Şengal'de zafer, fedai bir ruhla direnerek ölümsüzleşen yüzlerce savaşçının öncülüğünde kazanıldı. Êzidî halkının özgürlüğü için Şengal'de yaralanan pek çok savaşçı, bedenlerindeki yaraları özgürlük ve onur nişanesi saydı.

Şengal halkının yiğit evlatlarının yanı sıra Mam Zeki Şengali, Agit Civyan, Nazê ve Berivan gibi sayısız kahraman bu zaferin yapıcıları oldu.

MLKP GÜÇLERİ DE ŞENGAL'DEYDİ
Türkiye ve Kürdistan devriminin zaferi için mücadele eden MLKP güçleri de, Türk devletinin Güney Kürdistan topraklarına yönelik iygal saldırısına karşı Şengal'deki direnişte yer aldı. "Kürdistan'ın her parçasını savunmak varlık koşulumuzun doğal eylemi" diyen MLKP Kürdistan güçleri, o dönem yaptıkları bir röportajda, "Burada Êzidî halkına yönelik çok özel bir saldırı ve bilinçli bir katliam vardı. İnsanlık onurunun mücadelesi yürütüldü burada. Şengal özgürleşene kadar en ön saflarda yerlerimizi almaya devam edeceğiz" demişti.

ŞENGAL HALKI ÖZERKLİK STATÜSÜ İSTİYOR
Şengal halkı, tarih boyunca karşılaştıkları fermanlardan çıkardıkları dersler sonucu, özsavunma örgütlerini kurdu.

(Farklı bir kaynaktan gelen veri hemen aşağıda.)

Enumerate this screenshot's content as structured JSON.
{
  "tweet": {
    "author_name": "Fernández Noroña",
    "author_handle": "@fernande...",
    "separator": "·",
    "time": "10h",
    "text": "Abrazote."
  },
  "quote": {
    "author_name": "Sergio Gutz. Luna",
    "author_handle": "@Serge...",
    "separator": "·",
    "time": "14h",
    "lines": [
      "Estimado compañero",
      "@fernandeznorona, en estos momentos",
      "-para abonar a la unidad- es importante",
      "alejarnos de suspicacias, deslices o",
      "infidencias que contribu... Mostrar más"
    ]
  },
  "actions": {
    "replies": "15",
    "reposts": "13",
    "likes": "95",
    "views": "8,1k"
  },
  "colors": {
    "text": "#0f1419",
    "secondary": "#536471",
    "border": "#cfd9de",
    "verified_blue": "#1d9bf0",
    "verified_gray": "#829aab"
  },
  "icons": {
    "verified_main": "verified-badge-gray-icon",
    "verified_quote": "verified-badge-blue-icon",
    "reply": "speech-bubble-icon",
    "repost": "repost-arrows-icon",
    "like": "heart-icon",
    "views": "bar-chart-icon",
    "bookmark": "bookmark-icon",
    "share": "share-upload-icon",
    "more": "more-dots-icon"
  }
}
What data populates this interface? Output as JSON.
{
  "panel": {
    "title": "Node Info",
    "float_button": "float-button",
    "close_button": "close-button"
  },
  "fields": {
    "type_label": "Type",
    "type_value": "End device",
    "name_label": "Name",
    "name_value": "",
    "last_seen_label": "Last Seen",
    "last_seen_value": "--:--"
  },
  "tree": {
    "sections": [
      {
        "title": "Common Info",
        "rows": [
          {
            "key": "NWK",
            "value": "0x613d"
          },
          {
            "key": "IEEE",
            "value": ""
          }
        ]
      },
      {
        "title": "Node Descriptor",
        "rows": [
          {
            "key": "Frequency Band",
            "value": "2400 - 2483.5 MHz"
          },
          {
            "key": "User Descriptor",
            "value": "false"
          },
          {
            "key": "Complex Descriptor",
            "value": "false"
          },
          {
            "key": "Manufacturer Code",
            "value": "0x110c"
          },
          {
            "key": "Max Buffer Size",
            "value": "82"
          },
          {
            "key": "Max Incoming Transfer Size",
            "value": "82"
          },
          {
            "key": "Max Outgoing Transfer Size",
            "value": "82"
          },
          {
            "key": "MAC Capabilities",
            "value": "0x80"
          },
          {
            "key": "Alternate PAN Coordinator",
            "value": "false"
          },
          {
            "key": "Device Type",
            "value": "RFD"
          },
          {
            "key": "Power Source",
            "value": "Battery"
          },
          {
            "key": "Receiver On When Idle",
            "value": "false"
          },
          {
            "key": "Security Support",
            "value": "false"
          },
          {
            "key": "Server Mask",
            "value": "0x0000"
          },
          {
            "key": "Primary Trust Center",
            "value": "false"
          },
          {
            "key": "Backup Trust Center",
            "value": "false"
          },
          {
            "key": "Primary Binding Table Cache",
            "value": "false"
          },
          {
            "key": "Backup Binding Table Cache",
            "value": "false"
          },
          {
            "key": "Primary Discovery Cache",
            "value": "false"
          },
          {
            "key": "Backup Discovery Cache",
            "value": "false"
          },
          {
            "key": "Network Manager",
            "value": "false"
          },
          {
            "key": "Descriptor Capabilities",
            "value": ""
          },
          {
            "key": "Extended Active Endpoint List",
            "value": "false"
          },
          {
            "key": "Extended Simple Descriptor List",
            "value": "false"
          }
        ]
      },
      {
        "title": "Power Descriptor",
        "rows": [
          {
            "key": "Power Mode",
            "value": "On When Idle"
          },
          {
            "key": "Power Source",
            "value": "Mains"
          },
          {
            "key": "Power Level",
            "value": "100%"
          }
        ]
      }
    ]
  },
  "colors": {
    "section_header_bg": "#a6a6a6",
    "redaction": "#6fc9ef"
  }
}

Meclis ve komün sistemine dayalı Şengal Özerk Yönetimi'ni inşa etti.

"Örgütlü bir halkı hiçbir kuvvet yenemez" sözü, bir kez daha Şengal'de doğrulandı. Êzidîler, Şengal kent merkezini kurtardıktan sonra, direniş tüm ovaya yayıldı ve DAİŞ çetesi bölgeden sökülüp atılıncaya kadar devam etti.

Şengal özgürleştirildikten sonra, bölgede katledilen binlerce Êzidîye ait toplu mezarlar bulundu. Bunların bazıları halen yeni açılıyor ve kimlik tespitleri yapılıyor. DAİŞ'in kaçırdığı binlerce kadın ve çocuktan ise halen haber alınamayanlar var.

DAİŞ kırımından kurtulan Şengal halkı, kendi kendini yönetmeye başladı. Ancak sömürgeci Türk devleti, işbirlikçi KDP ve Irak hükümeti, özerk yönetimin tasfiyesi üzerine anlaştı ve pek çok saldırı gerçekleştirdi. Şengal halkı, başta Ezidxan Asayişi olmak üzere özsavunma örgütlerini dağıtmayacağını açıkladı, özerklik statüsünün kabul edilmesi için mücadele etti.